Grüne Fraktionschefin und EKD-Synodale will Marihuana legalisieren

Die Vorsitzende der grünen Bundestagsfraktion, Katrin Göring-Eckardt, hat die Legalisierung von Marihuana gefordert, wie die evangelische Nachrichtenagentur IDEA berichtet. 159481-3x2-teaser296

Die Strategie der Kriminalisierung sei gescheitert, sagte sie in einem Interview mit der Ostthüringer Zeitung: „Die Illegalität führt dazu, dass junge Leute teilweise Drogen bekommen, bei denen sie nicht wissen, was drin steckt.“

Aufklärung und eine Legalisierung von Marihuana könnten verhindern, dass Menschen in etwas getrieben würden, was noch gefährlicher sei. Eine Legalisierung von Marihuana im Rahmen strenger Auflagen, insbesondere bei Jugendschutz und Gesundheit, wäre die richtige Wahl.

„Und dass Alkohol mindestens so gefährlich wie Marihuana ist, wissen wir alle“, so die Politikerin.

Frau Göring-Eckardt war im Bundestagswahlkampf 2013 neben Jürgen Trittin Spitzenkandidatin der Grünen. Bis zu ihrer Nominierung war sie Präses der Synode der EKD (Evangelischen Kirche in Deutschland). Sie ließ dieses Amt im Wahlkampf ruhen und trat nach ihrer Wahl zur Fraktionschefin als zweithöchste Repräsentantin der EKD zurück. Sie gehört aber weiterhin dem Kirchenparlament an.

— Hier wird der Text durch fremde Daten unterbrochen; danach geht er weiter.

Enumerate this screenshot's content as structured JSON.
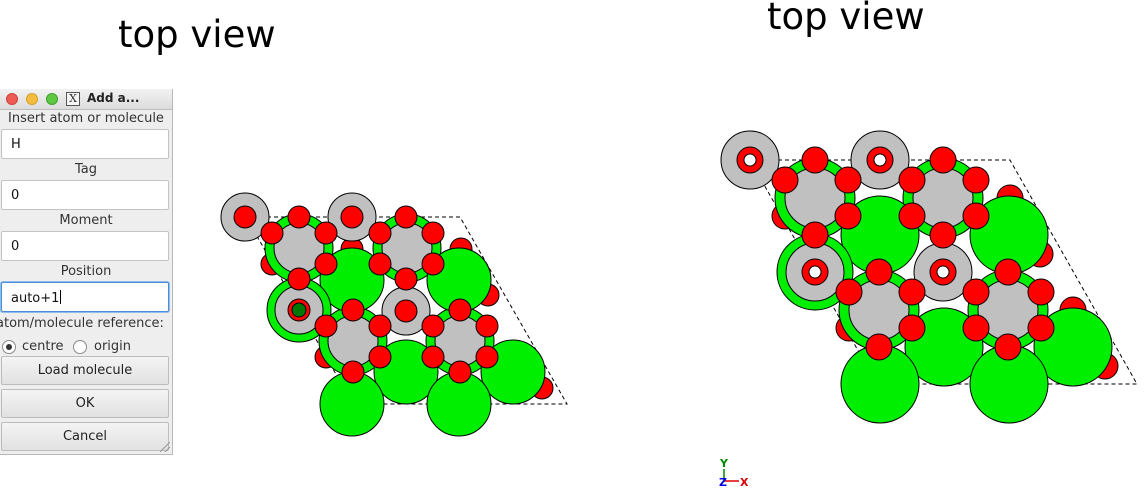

Polizei warnt vor Freigabe „weicher“ Drogen

Hierzu folgen nun wesentliche Abschnitte aus einem Polizei-Portal:

Die Experten sind sich einig, dass Dauerkonsum zu ernsthaften körperlichen und psychischen Beeinträchtigungen führen könne. Tatsächlich haben Marihuana und Haschisch heute nichts mehr mit der ehemaligen Ökodroge der sechziger und siebziger Jahre zu tun. Moderne Cannabisprodukte werden mittlerweile mit High-Tech-Methoden angebaut. 033_30

Das professionelle Vorgehen der Produzenten verändert die Eigenschaften der Pflanze. Betrug der Anteil von THC (Tetrahydrocannabinol) in einem Gramm Hasch 1970 etwa ein bis drei Prozent, liegt der Anteil, heute bei etwa 12 bis 16 Prozent.

Michaela Heyer vom Landeskriminalamt (LKA) sagte der Bild-Zeitung zu diesem Thema: „Der THC-Gehalt wird durch die optimierten Indoor-Anlagen hochgetrieben. Deshalb sehen unsere Experten die Pflanzen nicht mehr als weiche Droge.“

Auch Suchtexperten warnen vor den Cannabis-Wirkstoffen. Durch den Konsum könnten geistige Abwesenheit, Depressionen oder sogar Psychosen entstehen. Besonders Jugendliche seien stark gefährdet, wenn sie früh mit dem Konsum beginnen würden.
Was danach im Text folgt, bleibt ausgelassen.